All the above assumes constant recube vig; if we try to measure this
it turns out to depend on the efficiency with which the opponent is
likely to make future doubles, and is in general too hard to determine
accurately. For the moment I'm assuming we set a fixed average recube
efficiency or use some other simple approximation. A short search
generally won't help estimate this parameter at all well because the
efficiency can really only be determined accurately when we reach
positions around the drop point -- if we're considering doubling now
it must be because we're close to the OPPONENT having a drop; it will
often be some time before the opponent's position improves so much
that WE have a drop (if at all), so searching 3 or 4 plies is a waste
of time in most cases.

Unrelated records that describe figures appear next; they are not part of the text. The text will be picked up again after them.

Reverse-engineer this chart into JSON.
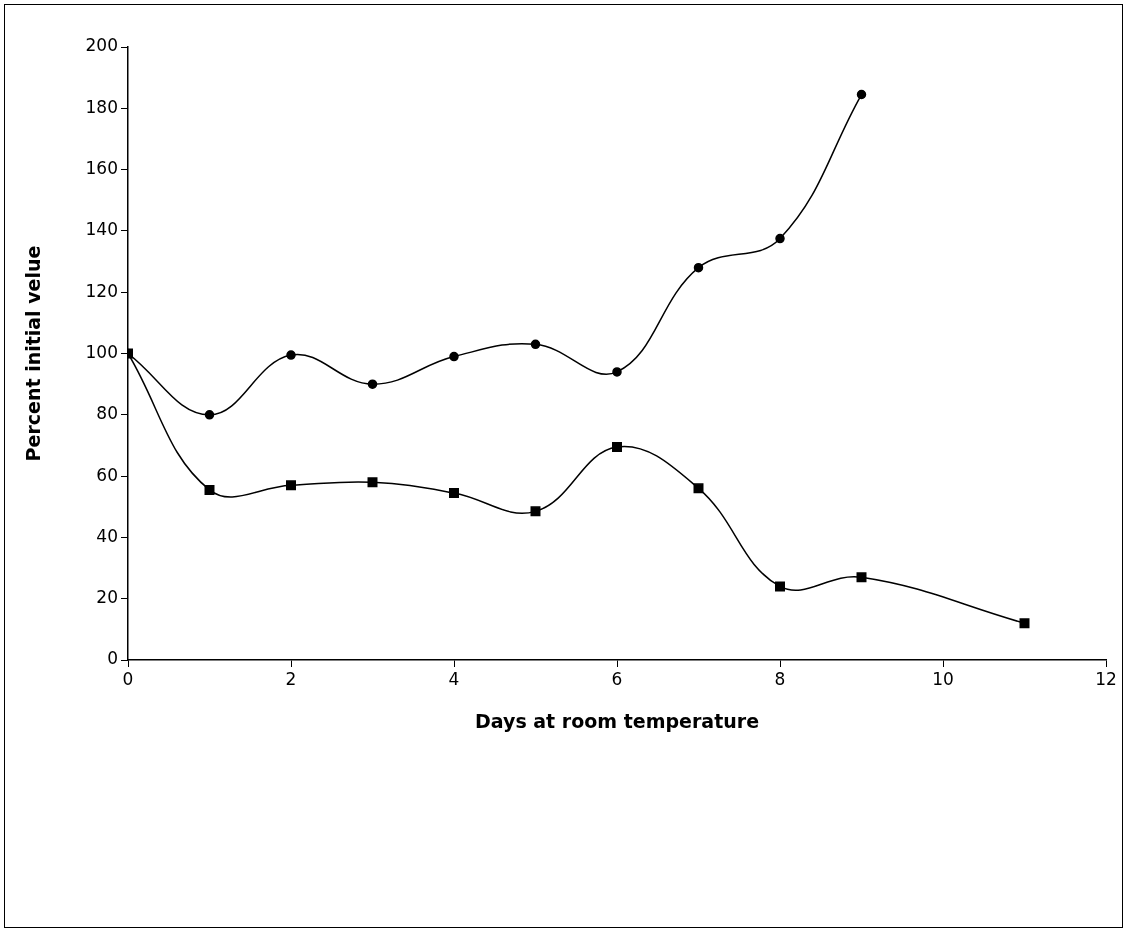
{
  "chart_data": {
    "type": "line",
    "xlabel": "Days at room temperature",
    "ylabel": "Percent initial velue",
    "xlim": [
      0,
      12
    ],
    "xticks": [
      0,
      2,
      4,
      6,
      8,
      10,
      12
    ],
    "ylim": [
      0,
      200
    ],
    "yticks": [
      0,
      20,
      40,
      60,
      80,
      100,
      120,
      140,
      160,
      180,
      200
    ],
    "grid": false,
    "legend": false,
    "line_style": "solid",
    "series": [
      {
        "color": "#000000",
        "marker": "circle",
        "x": [
          0,
          1,
          2,
          3,
          4,
          5,
          6,
          7,
          8,
          9
        ],
        "values": [
          100,
          80,
          99.5,
          90,
          99,
          103,
          94,
          128,
          137.5,
          184.5
        ]
      },
      {
        "color": "#000000",
        "marker": "square",
        "x": [
          0,
          1,
          2,
          3,
          4,
          5,
          6,
          7,
          8,
          9,
          11
        ],
        "values": [
          100,
          55.5,
          57,
          58,
          54.5,
          48.5,
          69.5,
          56,
          24,
          27,
          12
        ]
      }
    ]
  }
}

As you point out, nets could be trained to
estimate efficiencies of future cubes given a position, but that
would require the entire position as an input (not just the static
evaluation of it).

> > > > > V = average of all successors assuming no double.
> > > > > if (the side-to-move has access to the cube) {
> > > > > v2 = average of all successors assuming double
> > > > > if (v2 > V) V = v2;
> > > > > }
> > The objection I should have written was that (for any kind of evaluation
> > function I'm assuming) in your psuedocode above, v2 will NEVER exceed V
> > (or at least only exceed V when the opponent has a drop). It's because
> > of this that r(E(X)) != E(r(X)), etc. etc...
>
> If you evaluate a terminal node using the piecewise-linear conversion
> function then you are correct. The evaluation will always be either V
> (no-double) or 1.0 (double/drop).
>
> But at interior nodes of the search tree (including the root of a 1-ply
> search) this is no longer true, and that is why the proposed procedure does
> result in correct doubling as the depth of search increases (or the
> cubeless-to-cubeful conversion process becomes more accurate).

OK, I agree with that, but I still believe 0 plies won't work at all;
1 will sort of work but is not really enough; 2 is just right; and 3
or more is pretty much a waste of time.

> > I will admit all this is true IF you enlighten me about this cubeful
> > evaluation function and how it detects market losers without a search :-)
>
> How am I doing?

Getting there -- sorry if I'm being hard to enlighten :-)

bshe...@hasbro.com

unread,

Oct 23, 1998, 3:00:00 AM10/23/98

to

In article <wt3e8h9...@brigantine.CS.Arizona.EDU>,

OK. I see that there is a limitation you are operating under that I am not.

You require your cubeless-to-cubeful conversion function to depend on the
equities alone, whereas I am assuming a more general relationship. For
instance, I would allow the cubeless-to-cubeful conversion to use any inputs
that had been computed for the purpose of the cubeless evaluation, plus the
outputs of the cubeless evaluation, though for speed I would limit myself to a
few select inputs (e.g. shots) that have a lot to do with upside and downside
potential.

How are we doing now?

Brian

Leo Bueno

unread,

Oct 23, 1998, 3:00:00 AM10/23/98

to

On Wed, 14 Oct 1998 21:01:33 GMT, gtes...@my-dejanews.com wrote:

.

>
>The latex source file for the paper is about 100K and packed
>with hairy equations. It comes to about 25 pages when postscripted.
>So I don't think this is an appropriate place. If anyone has any
>bright ideas, please let me know.
>

What about submitting it to another journal?